Einsatz bei Folien, Platten und Formteilen
Typische Anwendungen finden sich bei bahnförmigen Materialien wie Folien und Kunststoffplatten sowie bei spritzgegossenen oder thermoformierten Bauteilen. Besonders sinnvoll ist die Technik vor Prozessen, in denen selbst kleine Partikel zu sichtbaren Fehlern oder Haftungsproblemen führen können, etwa vor dem Bedrucken, Lackieren oder Kaschieren. Auch vor optischer Prüfung oder Verpackung kann eine ionisierende Reinigung eingesetzt werden, wenn lose Verunreinigungen und statische Aufladung gemeinsam auftreten. Der konkrete Nutzen hängt von Material, Geometrie, Verschmutzungsart und Prozessgeschwindigkeit ab.

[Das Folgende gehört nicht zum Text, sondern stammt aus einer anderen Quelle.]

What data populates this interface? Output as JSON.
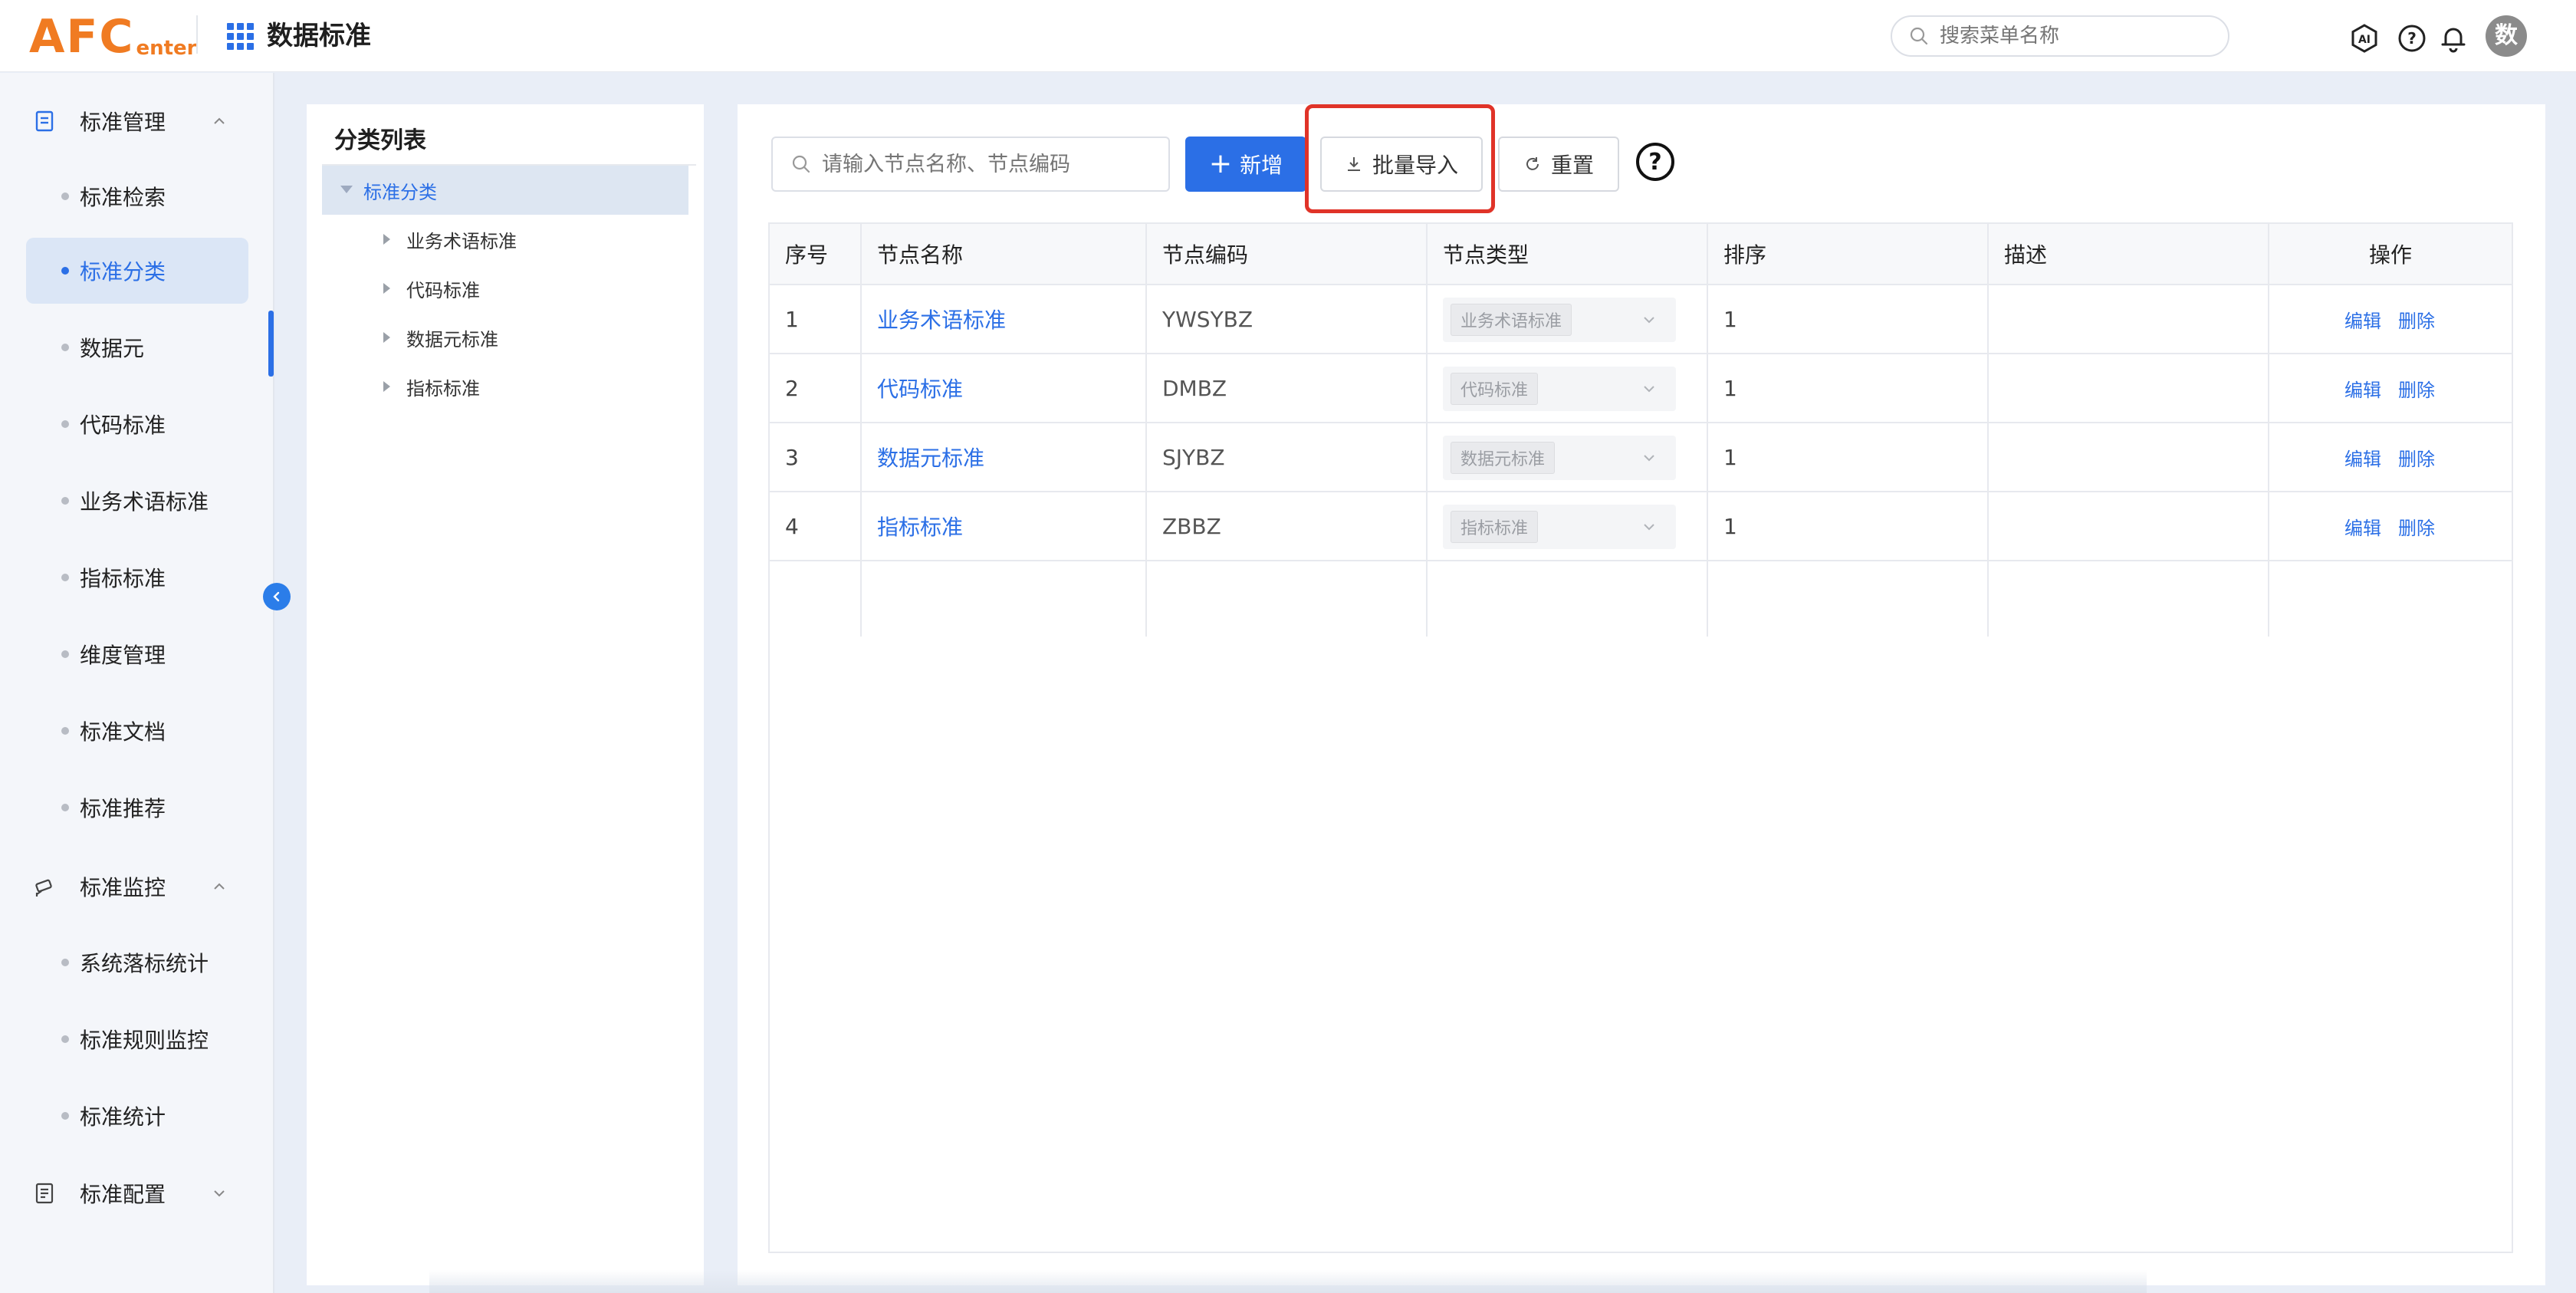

Anlagenkonzepte in der Oberflächenreinigung
Innerhalb der Oberflächen-Reinigungsanlagen wird Ionisierung in unterschiedlichen Anlagenkonzepten integriert. Üblich sind Lösungen für kontinuierliche Linien, in denen Materialbahnen oder Werkstücke während des Durchlaufs behandelt werden, ebenso wie Stationen für Einzelteile. Die Ionisierung wird oft mit Luftführung und Absaugung kombiniert, damit gelöste Partikel nicht erneut auf die Oberfläche gelangen. Ob eine Anlage für flache, bahnförmige oder dreidimensionale Kunststoffteile ausgelegt ist, bestimmt die Ausführung des Reinigungskopfs und die Einbindung in den Materialfluss.

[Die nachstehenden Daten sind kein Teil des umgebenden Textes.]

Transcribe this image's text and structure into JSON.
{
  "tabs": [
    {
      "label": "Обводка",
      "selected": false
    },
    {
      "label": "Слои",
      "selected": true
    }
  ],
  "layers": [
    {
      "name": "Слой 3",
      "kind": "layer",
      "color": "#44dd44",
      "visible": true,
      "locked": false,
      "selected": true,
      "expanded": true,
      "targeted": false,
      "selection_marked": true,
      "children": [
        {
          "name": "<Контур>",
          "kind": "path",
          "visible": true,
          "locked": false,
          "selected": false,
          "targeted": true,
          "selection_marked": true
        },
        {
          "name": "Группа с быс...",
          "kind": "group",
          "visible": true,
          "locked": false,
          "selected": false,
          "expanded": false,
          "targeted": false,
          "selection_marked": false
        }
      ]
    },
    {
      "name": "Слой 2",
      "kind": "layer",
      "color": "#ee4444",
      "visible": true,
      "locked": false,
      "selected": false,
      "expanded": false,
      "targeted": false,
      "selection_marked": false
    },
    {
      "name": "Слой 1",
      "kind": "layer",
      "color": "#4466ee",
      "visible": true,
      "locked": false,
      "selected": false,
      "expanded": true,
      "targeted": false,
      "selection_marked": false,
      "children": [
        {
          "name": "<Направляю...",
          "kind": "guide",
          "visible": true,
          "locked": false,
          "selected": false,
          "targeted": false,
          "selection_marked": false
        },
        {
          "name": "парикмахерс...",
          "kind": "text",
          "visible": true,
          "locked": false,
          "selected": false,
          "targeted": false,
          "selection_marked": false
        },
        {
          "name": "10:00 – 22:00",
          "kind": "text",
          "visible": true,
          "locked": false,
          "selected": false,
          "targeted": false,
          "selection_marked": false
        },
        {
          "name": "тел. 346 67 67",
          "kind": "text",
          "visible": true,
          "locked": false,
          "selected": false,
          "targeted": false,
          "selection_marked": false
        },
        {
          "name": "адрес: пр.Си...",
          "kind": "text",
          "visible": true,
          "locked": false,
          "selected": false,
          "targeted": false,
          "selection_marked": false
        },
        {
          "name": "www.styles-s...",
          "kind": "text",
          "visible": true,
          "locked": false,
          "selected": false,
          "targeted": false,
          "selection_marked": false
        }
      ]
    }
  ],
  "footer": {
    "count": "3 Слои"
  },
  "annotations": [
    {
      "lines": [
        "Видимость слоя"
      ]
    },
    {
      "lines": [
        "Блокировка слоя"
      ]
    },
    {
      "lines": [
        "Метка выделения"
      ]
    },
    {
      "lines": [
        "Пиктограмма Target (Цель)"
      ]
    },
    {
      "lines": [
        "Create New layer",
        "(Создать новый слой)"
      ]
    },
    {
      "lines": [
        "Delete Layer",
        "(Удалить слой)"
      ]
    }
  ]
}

Abgrenzung zu Plasma- und UV-Verfahren
Im Unterschied zu Oberflächen-Reinigungsanlagen mit Plasma zielt die Ionisierung nicht primär auf eine chemische Aktivierung oder Veränderung der Oberfläche. Gegenüber Anlagen mit UV steht ebenfalls nicht die photochemische Behandlung im Vordergrund, sondern die Reduktion elektrostatischer Anziehung zur Unterstützung der Partikelentfernung. Ionisierung ist damit innerhalb der Oberflächenreinigung vor allem eine Methode zur Ladungsneutralisierung. Sie wird gewählt, wenn Staubhaftung auf Kunststoffoberflächen durch statische Effekte mitverursacht wird.